3. As we held in the Austin case, supra, a rule adopted by a corporation (or any employer for that matter) for the government of employees may be suspended or abrogated by continual acquiescence in their violation of the rule, on the part of officials charged with its enforcement, with full knowledge of the fact that the rule in question is being generally disregarded by the employees. The trial judge did not err in his instruction upon this subject, and the evidence was ample that if there was a rule requiring those employees who were engaged in coupling and uncoupling cars not to go in between cars while the engine was attached to them, the rule was more honored in the breach than in its observance.

Plaintiff in error claims that the court could not properly have instructed the jury to consider the good faith of the defendant, and its intention in taking the contract; for the reason that there was no evidence to authorize such a charge. We think the apparent disregard of the company’s regulation furnished circumstan-' tial evidence, which might be considered by the jury, as well as direct evidence; and if the knowledge of this disregard was brought home to the defendant, it would be fair to infer that the company had no intention of enforcing the rule it is assumed to have adopted, and that the company itself regarded it as unreasonable and incapable of enforcement. A fact may be proven by circumstantial as well as by direct evidence; and intention and good faith, as facts, are not usually susceptible of any other kind of proof than that which may be deduced from circumstances.

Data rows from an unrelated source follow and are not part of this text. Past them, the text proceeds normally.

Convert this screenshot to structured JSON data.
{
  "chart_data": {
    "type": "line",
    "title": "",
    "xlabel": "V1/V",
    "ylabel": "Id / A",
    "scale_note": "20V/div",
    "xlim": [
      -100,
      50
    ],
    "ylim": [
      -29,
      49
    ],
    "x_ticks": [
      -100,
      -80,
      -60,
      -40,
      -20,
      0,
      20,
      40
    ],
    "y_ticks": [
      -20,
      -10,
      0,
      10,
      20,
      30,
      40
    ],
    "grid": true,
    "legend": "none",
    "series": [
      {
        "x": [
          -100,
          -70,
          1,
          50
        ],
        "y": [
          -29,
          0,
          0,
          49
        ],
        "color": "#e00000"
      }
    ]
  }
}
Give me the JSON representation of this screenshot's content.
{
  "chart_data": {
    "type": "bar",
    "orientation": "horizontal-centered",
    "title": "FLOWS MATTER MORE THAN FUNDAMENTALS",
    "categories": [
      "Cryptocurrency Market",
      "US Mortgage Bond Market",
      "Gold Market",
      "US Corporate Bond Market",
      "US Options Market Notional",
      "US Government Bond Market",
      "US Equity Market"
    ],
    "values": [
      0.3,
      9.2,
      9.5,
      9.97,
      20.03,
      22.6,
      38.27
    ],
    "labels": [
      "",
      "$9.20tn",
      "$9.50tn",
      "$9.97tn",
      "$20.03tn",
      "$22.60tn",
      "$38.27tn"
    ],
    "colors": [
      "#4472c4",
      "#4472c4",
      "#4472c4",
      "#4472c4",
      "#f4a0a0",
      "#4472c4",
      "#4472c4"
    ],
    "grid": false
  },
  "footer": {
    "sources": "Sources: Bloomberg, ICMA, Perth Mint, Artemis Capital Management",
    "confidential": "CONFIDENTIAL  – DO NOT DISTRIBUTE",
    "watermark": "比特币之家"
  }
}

4. It is insisted, however, that for the company to have such knowledge of the general disregard of its rule as that it can be inferred that it has acquiesced in the abrogation of the rule, knowledge of the general disregard of the regulation must be brought home to the president, general manager, or directors of tire corporation. We do not agree to the statement as thus broadly made. It is true that the company must first know that its rules are being disregarded, and thereafter acquiesce in the disuser or non-user of its regulations, before it can be said that it has consented to the abrogation of a rule and waived its enforcement, as *38well as waived any rights which might accrue to it by the terms of the rule; but it is not essential that knowledge of consent to the abrogation of the rules of a corporation should be brought home to its official head. Corporations, being artificial persons, act only through their agents, and they gain information only in this way. It is sufficient, therefore, so far as the rights of any particular person are dependent upon the existence or the nonexistence, or waiver, of a corporate regulation, if the corporation’s agent, charged with the enforcement of a particular regulation at a particular place, waives the rule or consents to its abrogation. As such agent, and being required to enforce the rule, it would be within the scope of his authority, so far at least as an employee who works under his direction is concerned, to waive the enforcement of the rule. We think, therefore, that the court properly refused to instruct the jury that “yard-masters, switchmen who act as yard-masters or as switchmen, conductors, engineers, or agents at certain stations, are not officers of the railroad company, and are not such superior officers of the company as to whom knowledge of continued violations of rules will be presumed, so as to abrogate the rule or rules, or to set aside a contract made by an employee.”

The fifth ground of the amended motion is not approved by the trial judge, and is, therefore, not considered. Another ground depends upon the erroneous assumption that the rule of the company had been put in evidence, and was, therefore, properly overruled. Judgment affirmed.